Agamy, HA, Bakry, NS, Mounir, MM, Avery, DR
Pediatric dentistry. 2004;(4):302-9
Abstract
PURPOSE The aim of this study was to use clinical, radiographic, and histologic examinations to compare the relative success of gray mineral trioxide aggregate (MTA), white MTA, and formocresol as pulp dressings in pulpotomized primary teeth. METHODS Twenty-four children, each with at least 3 primary molars requiring pulpotomy, were selected for this study's clinical and radiographic portion. An additional 15 carious primary teeth planned for serial extraction were selected for this study's histologic portion. All selected teeth were evenly divided into 3 test groups and treated with pulpotomies. Gray MTA was used as the pulp dressing for one third of the teeth, white MTA was the dressing for one third, and the remaining one third were treated with formocresol.
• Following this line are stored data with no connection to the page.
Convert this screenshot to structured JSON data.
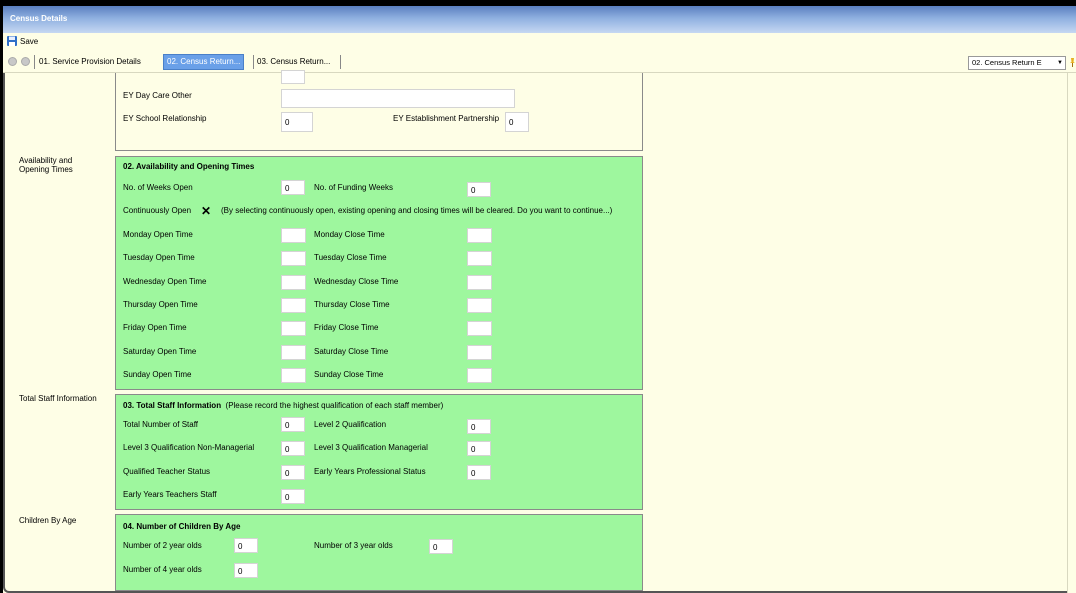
{
  "window": {
    "title": "Census Details"
  },
  "toolbar": {
    "save_label": "Save"
  },
  "tabs": [
    {
      "label": "01. Service Provision Details"
    },
    {
      "label": "02. Census Return..."
    },
    {
      "label": "03. Census Return..."
    }
  ],
  "tab_select": {
    "value": "02. Census Return E"
  },
  "section0": {
    "ey_day_care_other_label": "EY Day Care Other",
    "ey_day_care_other_value": "",
    "ey_school_relationship_label": "EY School Relationship",
    "ey_school_relationship_value": "0",
    "ey_establishment_partnership_label": "EY Establishment Partnership",
    "ey_establishment_partnership_value": "0"
  },
  "section_labels": {
    "availability": "Availability and Opening Times",
    "staff": "Total Staff Information",
    "children": "Children By Age"
  },
  "availability": {
    "title": "02. Availability and Opening Times",
    "weeks_open_label": "No. of Weeks Open",
    "weeks_open_value": "0",
    "funding_weeks_label": "No. of Funding Weeks",
    "funding_weeks_value": "0",
    "continuously_open_label": "Continuously Open",
    "continuously_open_mark": "✕",
    "continuously_open_note": "(By selecting continuously open, existing opening and closing times will be cleared. Do you want to continue...)",
    "days": [
      {
        "open_label": "Monday Open Time",
        "close_label": "Monday Close Time"
      },
      {
        "open_label": "Tuesday Open Time",
        "close_label": "Tuesday Close Time"
      },
      {
        "open_label": "Wednesday Open Time",
        "close_label": "Wednesday Close Time"
      },
      {
        "open_label": "Thursday Open Time",
        "close_label": "Thursday Close Time"
      },
      {
        "open_label": "Friday Open Time",
        "close_label": "Friday Close Time"
      },
      {
        "open_label": "Saturday Open Time",
        "close_label": "Saturday Close Time"
      },
      {
        "open_label": "Sunday Open Time",
        "close_label": "Sunday Close Time"
      }
    ]
  },
  "staff": {
    "title": "03. Total Staff Information",
    "title_note": "(Please record the highest qualification of each staff member)",
    "total_label": "Total Number of Staff",
    "total_value": "0",
    "level2_label": "Level 2 Qualification",
    "level2_value": "0",
    "level3_nm_label": "Level 3 Qualification Non-Managerial",
    "level3_nm_value": "0",
    "level3_m_label": "Level 3 Qualification Managerial",
    "level3_m_value": "0",
    "qts_label": "Qualified Teacher Status",
    "qts_value": "0",
    "eyps_label": "Early Years Professional Status",
    "eyps_value": "0",
    "eyts_label": "Early Years Teachers Staff",
    "eyts_value": "0"
  },
  "children": {
    "title": "04. Number of Children By Age",
    "two_label": "Number of 2 year olds",
    "two_value": "0",
    "three_label": "Number of 3 year olds",
    "three_value": "0",
    "four_label": "Number of 4 year olds",
    "four_value": "0"
  },
  "colors": {
    "panel_green": "#9ef79e",
    "background": "#fefee6",
    "active_tab": "#6aa0e8"
  }
}
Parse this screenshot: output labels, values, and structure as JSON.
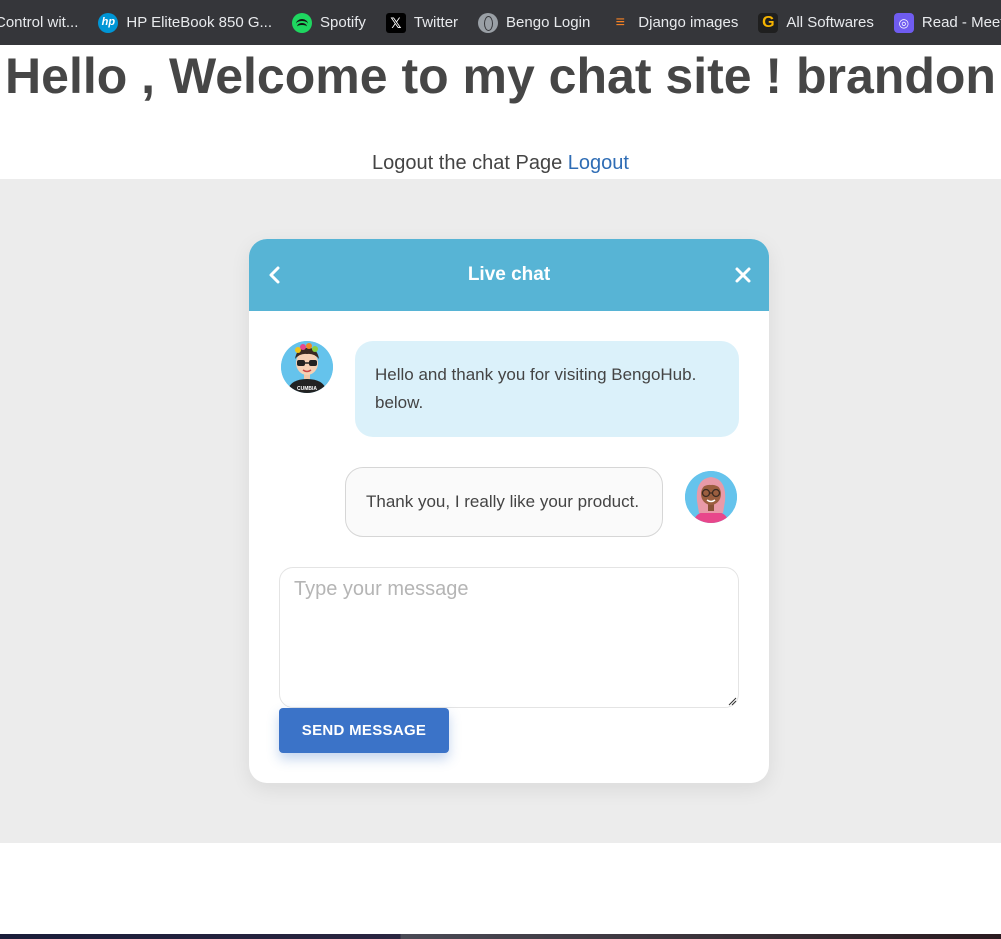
{
  "bookmarks": [
    {
      "label": "Control wit...",
      "icon": "none"
    },
    {
      "label": "HP EliteBook 850 G...",
      "icon": "hp-icon",
      "glyph": "hp"
    },
    {
      "label": "Spotify",
      "icon": "spotify-icon",
      "glyph": ""
    },
    {
      "label": "Twitter",
      "icon": "x-icon",
      "glyph": "𝕏"
    },
    {
      "label": "Bengo Login",
      "icon": "globe-icon",
      "glyph": ""
    },
    {
      "label": "Django images",
      "icon": "stackoverflow-icon",
      "glyph": "≡"
    },
    {
      "label": "All Softwares",
      "icon": "g-icon",
      "glyph": "G"
    },
    {
      "label": "Read - Meeting",
      "icon": "read-icon",
      "glyph": "◎"
    }
  ],
  "header": {
    "welcome": "Hello , Welcome to my chat site ! brandon",
    "logout_text": "Logout the chat Page",
    "logout_link": "Logout"
  },
  "chat": {
    "title": "Live chat",
    "messages": [
      {
        "from": "agent",
        "text": "Hello and thank you for visiting BengoHub. below."
      },
      {
        "from": "user",
        "text": "Thank you, I really like your product."
      }
    ],
    "input_placeholder": "Type your message",
    "send_label": "SEND MESSAGE"
  },
  "colors": {
    "header_bg": "#57b4d5",
    "send_button": "#3b73c8",
    "agent_bubble": "#dbf1fa",
    "user_bubble": "#fafafa",
    "link": "#2f6db5",
    "page_grey": "#ececec"
  }
}
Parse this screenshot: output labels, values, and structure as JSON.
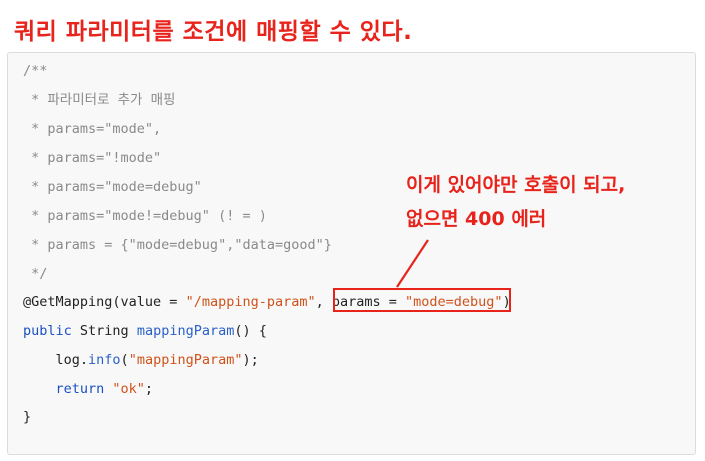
{
  "heading": "쿼리 파라미터를 조건에 매핑할 수 있다.",
  "code": {
    "c1": "/**",
    "c2": " * 파라미터로 추가 매핑",
    "c3": " * params=\"mode\",",
    "c4": " * params=\"!mode\"",
    "c5": " * params=\"mode=debug\"",
    "c6": " * params=\"mode!=debug\" (! = )",
    "c7": " * params = {\"mode=debug\",\"data=good\"}",
    "c8": " */",
    "l9_annot": "@GetMapping(value = ",
    "l9_str1": "\"/mapping-param\"",
    "l9_mid": ", params = ",
    "l9_str2": "\"mode=debug\"",
    "l9_end": ")",
    "l10_kw": "public",
    "l10_type": " String ",
    "l10_fn": "mappingParam",
    "l10_end": "() {",
    "l11_obj": "    log.",
    "l11_fn": "info",
    "l11_open": "(",
    "l11_str": "\"mappingParam\"",
    "l11_end": ");",
    "l12_kw": "    return ",
    "l12_str": "\"ok\"",
    "l12_end": ";",
    "l13": "}"
  },
  "annotation": {
    "line1": "이게 있어야만 호출이 되고,",
    "line2": "없으면 400 에러"
  },
  "colors": {
    "accent_red": "#e8231c",
    "string": "#d0521a",
    "keyword": "#1a4fc4",
    "comment": "#8a8a8a"
  }
}
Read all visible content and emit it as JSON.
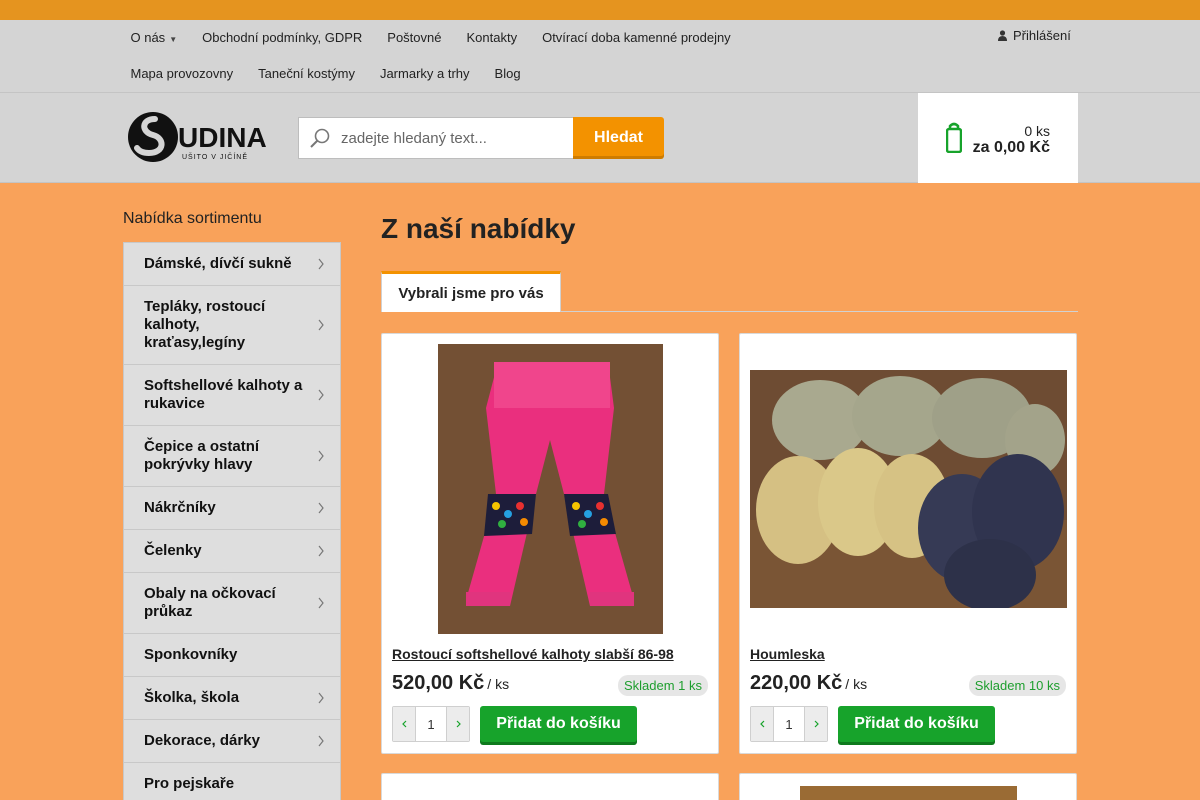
{
  "top_bar": {
    "close_glyph": ""
  },
  "nav": {
    "row1": [
      "O nás",
      "Obchodní podmínky, GDPR",
      "Poštovné",
      "Kontakty",
      "Otvírací doba kamenné prodejny"
    ],
    "row2": [
      "Mapa provozovny",
      "Taneční kostýmy",
      "Jarmarky a trhy",
      "Blog"
    ],
    "login_label": "Přihlášení"
  },
  "logo": {
    "text": "UDINA",
    "tagline": "UŠITO V JIČÍNĚ"
  },
  "search": {
    "placeholder": "zadejte hledaný text...",
    "button_label": "Hledat"
  },
  "cart": {
    "quantity": "0 ks",
    "total": "za 0,00 Kč"
  },
  "sidebar": {
    "title": "Nabídka sortimentu",
    "items": [
      {
        "label": "Dámské, dívčí sukně",
        "has_submenu": true
      },
      {
        "label": "Tepláky, rostoucí kalhoty, kraťasy,legíny",
        "has_submenu": true
      },
      {
        "label": "Softshellové kalhoty a rukavice",
        "has_submenu": true
      },
      {
        "label": "Čepice a ostatní pokrývky hlavy",
        "has_submenu": true
      },
      {
        "label": "Nákrčníky",
        "has_submenu": true
      },
      {
        "label": "Čelenky",
        "has_submenu": true
      },
      {
        "label": "Obaly na očkovací průkaz",
        "has_submenu": true
      },
      {
        "label": "Sponkovníky",
        "has_submenu": false
      },
      {
        "label": "Školka, škola",
        "has_submenu": true
      },
      {
        "label": "Dekorace, dárky",
        "has_submenu": true
      },
      {
        "label": "Pro pejskaře",
        "has_submenu": false
      }
    ]
  },
  "main": {
    "title": "Z naší nabídky",
    "tab_label": "Vybrali jsme pro vás",
    "products": [
      {
        "name": "Rostoucí softshellové kalhoty slabší 86-98",
        "price": "520,00 Kč",
        "unit": "/ ks",
        "stock": "Skladem 1 ks",
        "quantity": "1",
        "add_label": "Přidat do košíku"
      },
      {
        "name": "Houmleska",
        "price": "220,00 Kč",
        "unit": "/ ks",
        "stock": "Skladem 10 ks",
        "quantity": "1",
        "add_label": "Přidat do košíku"
      }
    ]
  },
  "colors": {
    "accent": "#f39200",
    "background": "#f9a25a",
    "nav": "#d4d4d4",
    "add_button": "#17a32b",
    "stock_text": "#1e9e2e"
  }
}
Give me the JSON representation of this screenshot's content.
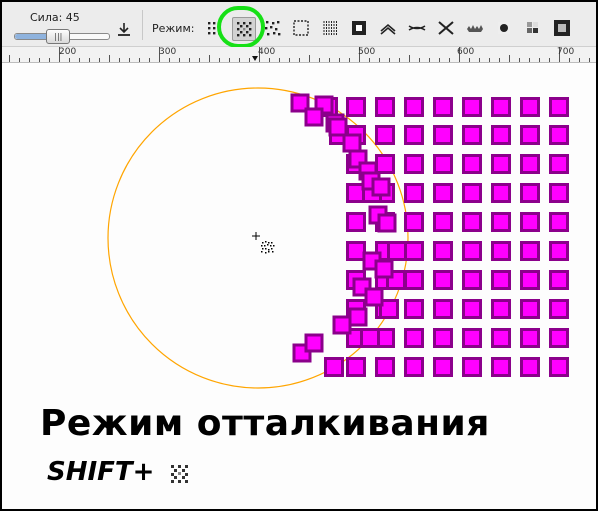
{
  "toolbar": {
    "strength_label": "Сила: 45",
    "strength_value": 45,
    "strength_max": 100,
    "mode_label": "Режим:",
    "modes": [
      {
        "icon": "move-mode-icon",
        "active": false
      },
      {
        "icon": "repel-mode-icon",
        "active": true
      },
      {
        "icon": "random-move-icon",
        "active": false
      },
      {
        "icon": "scale-mode-icon",
        "active": false
      },
      {
        "icon": "rotate-mode-icon",
        "active": false
      },
      {
        "icon": "duplicate-mode-icon",
        "active": false
      },
      {
        "icon": "push-path-icon",
        "active": false
      },
      {
        "icon": "shrink-path-icon",
        "active": false
      },
      {
        "icon": "attract-path-icon",
        "active": false
      },
      {
        "icon": "roughen-icon",
        "active": false
      },
      {
        "icon": "paint-icon",
        "active": false
      },
      {
        "icon": "jitter-color-icon",
        "active": false
      },
      {
        "icon": "blur-icon",
        "active": false
      }
    ]
  },
  "ruler": {
    "labels": [
      "200",
      "300",
      "400",
      "500",
      "600",
      "700"
    ]
  },
  "caption": {
    "title": "Режим отталкивания",
    "shortcut": "SHIFT+"
  },
  "colors": {
    "square_fill": "#ff00ff",
    "square_stroke": "#8b008b",
    "circle": "#ffa500",
    "highlight": "#16e016"
  }
}
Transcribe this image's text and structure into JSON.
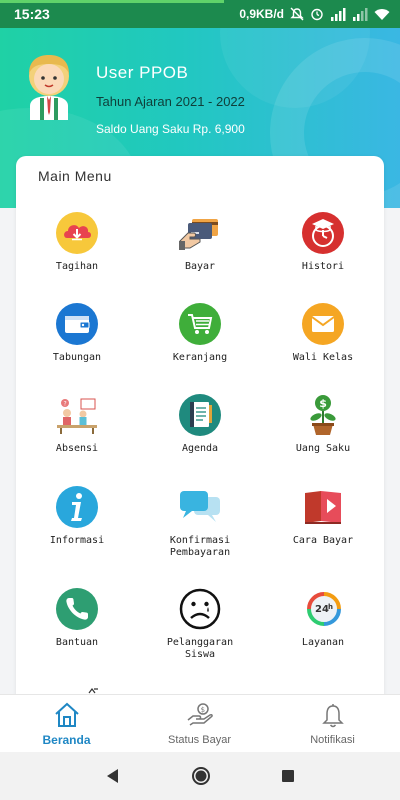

The treated teeth selected for the clinical and radiographic evaluations were monitored periodically for 12 months. The treated teeth selected for histologic study were monitored periodically and extracted 6 months postoperatively. RESULTS Four children with 12 pulpotomized teeth failed to return for any follow-up evaluations in the clinical and radiographic study. Of the remaining 60 teeth in 20 patients, 1 tooth (gray MTA) exfoliated normally and 6 teeth (4 white MTA and 2 formocresol) failed due to abscesses. The remaining 53 teeth appeared to be clinically and radiographically successful 12 months postoperatively. Pulp canal obliteration was a radiographic finding in 11 teeth treated with gray MTA and 1 tooth treated with white MTA. In the histologic study, both types of MTA successfully induced thick dentin bridge formation at the amputation sites, while formocresol induced thin, poorly calcified dentin. Teeth treated with gray MTA demonstrated pulp architecture nearest to normal pulp by preserving the odontoblastic layer and delicate fibrocellular matrix, yet few inflammatory cells or isolated calcified bodies were seen. Teeth treated with white MTA showed a denser fibrotic pattern, with more isolated calcifications in the pulp tissue along with secondary dentin formation. CONCLUSIONS Gray MTA appears to be superior to white MTA and formocresol as a pulp dressing for pulpotomized primary teeth.